6. Im Übrigen bestehen erhebliche Zweifel, ob die vorgelegten beiden Atteste überhaupt den formalen Mindestanforderungen an die Verwertbarkeit ärztlicher Stellungnahmen entsprechen. Danach müssen hierin nachvollziehbar die tatsächlichen Umstände angegeben werden, auf deren Grundlage eine fachliche Beurteilung erfolgt (Befundtatsachen), müssen gegebenenfalls die Methoden der Tatsachenerhebung benannt werden, ist die fachlich-medizinische Beurteilung des Krankheitsbildes (Diagnose) nachvollziehbar darzulegen und muss schließlich eine prognostische Diagnose erstellt werden (vgl. OVG Berlin-Brandenburg, Urteile vom 20. März 2014 – OVG 11 B 16.14, juris Rn. 39 und vom 27. Februar 2014 – OVG 2 B 12.12, juris Rn. 45). Diese notwendigen Angaben finden sich in beiden Attesten nicht. Entsprechend ist auch das Ergebnis aus dem Attest von Frau Dr. Riedesel vom 23. Dezember 2020, dass bei der Klägerin Hilflosigkeit und Pflegebedürftigkeit vorliege, nicht nachvollziehbar begründet.
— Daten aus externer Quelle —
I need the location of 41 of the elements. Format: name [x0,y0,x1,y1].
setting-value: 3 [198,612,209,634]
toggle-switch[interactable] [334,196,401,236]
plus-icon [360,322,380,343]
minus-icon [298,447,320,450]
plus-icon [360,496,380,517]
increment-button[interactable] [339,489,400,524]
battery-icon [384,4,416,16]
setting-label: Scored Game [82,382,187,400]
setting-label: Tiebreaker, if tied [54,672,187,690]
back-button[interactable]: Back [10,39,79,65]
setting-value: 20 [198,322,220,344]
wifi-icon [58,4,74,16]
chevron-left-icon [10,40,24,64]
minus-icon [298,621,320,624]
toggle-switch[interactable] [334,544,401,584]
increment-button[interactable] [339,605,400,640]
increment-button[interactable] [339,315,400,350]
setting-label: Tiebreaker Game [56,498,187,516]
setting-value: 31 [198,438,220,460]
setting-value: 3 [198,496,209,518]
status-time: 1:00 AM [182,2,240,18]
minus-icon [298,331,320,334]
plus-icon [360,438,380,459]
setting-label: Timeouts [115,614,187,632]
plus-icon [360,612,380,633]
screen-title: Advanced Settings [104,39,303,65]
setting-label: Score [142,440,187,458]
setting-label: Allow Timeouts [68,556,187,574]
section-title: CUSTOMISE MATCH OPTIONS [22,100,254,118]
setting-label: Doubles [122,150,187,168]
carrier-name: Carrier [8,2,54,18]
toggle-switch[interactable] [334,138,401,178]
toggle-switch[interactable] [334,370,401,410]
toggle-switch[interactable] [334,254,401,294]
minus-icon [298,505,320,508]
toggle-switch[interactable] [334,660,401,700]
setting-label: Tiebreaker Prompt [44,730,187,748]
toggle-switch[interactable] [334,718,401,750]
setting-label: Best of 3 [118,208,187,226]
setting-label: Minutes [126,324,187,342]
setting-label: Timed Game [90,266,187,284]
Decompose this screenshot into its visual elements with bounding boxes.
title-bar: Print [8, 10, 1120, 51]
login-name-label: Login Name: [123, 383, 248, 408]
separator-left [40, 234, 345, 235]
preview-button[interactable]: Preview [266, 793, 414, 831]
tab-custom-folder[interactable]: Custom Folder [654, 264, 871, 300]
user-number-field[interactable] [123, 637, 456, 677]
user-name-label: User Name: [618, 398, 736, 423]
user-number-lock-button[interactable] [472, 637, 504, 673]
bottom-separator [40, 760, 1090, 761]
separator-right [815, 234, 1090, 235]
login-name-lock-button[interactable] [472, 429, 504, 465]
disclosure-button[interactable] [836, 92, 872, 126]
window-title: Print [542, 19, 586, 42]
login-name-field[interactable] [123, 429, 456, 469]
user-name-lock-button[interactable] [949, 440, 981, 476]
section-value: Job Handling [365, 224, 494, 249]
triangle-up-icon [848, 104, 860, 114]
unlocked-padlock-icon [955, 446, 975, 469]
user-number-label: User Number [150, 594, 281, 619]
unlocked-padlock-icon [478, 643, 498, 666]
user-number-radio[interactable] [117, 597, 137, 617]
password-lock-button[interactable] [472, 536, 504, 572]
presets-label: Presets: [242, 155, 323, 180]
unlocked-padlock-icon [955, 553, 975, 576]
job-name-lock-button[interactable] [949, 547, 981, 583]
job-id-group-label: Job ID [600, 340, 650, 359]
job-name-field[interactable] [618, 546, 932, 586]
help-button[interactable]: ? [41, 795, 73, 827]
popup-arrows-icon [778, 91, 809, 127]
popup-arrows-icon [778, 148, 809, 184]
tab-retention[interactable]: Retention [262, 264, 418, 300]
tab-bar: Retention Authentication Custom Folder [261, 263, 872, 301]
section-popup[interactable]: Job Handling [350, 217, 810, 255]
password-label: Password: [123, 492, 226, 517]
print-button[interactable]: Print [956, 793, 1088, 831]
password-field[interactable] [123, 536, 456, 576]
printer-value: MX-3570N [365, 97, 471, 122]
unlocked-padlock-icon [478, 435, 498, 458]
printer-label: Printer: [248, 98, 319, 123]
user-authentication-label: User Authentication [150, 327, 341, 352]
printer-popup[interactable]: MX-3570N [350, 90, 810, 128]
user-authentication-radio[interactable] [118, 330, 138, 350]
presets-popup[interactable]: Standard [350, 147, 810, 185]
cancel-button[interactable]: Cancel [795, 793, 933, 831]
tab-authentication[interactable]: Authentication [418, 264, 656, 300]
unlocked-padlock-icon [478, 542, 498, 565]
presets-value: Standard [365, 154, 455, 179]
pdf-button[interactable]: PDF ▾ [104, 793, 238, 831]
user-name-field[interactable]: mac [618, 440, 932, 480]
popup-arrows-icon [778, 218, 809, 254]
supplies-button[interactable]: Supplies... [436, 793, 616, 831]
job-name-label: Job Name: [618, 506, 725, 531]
7. Im Übrigen kann dahinstehen, ob das durch § 36 Abs. 2 AufenthG eröffnete Ermessen zugunsten der Klägerin auszuüben wäre und ob darüber hinaus eine Ausnahme von der Regelerteilungsvoraussetzung des § 5 Abs. 1 Nr. 1 AufenthG betreffend die – wohl nicht gegebene – Sicherung des Lebensunterhaltes vorliegt (vgl. BVerwG, Urteil vom 18. April 2013 – 10 C 10.12 – BVerwGE 146, 198, juris Rn. 39).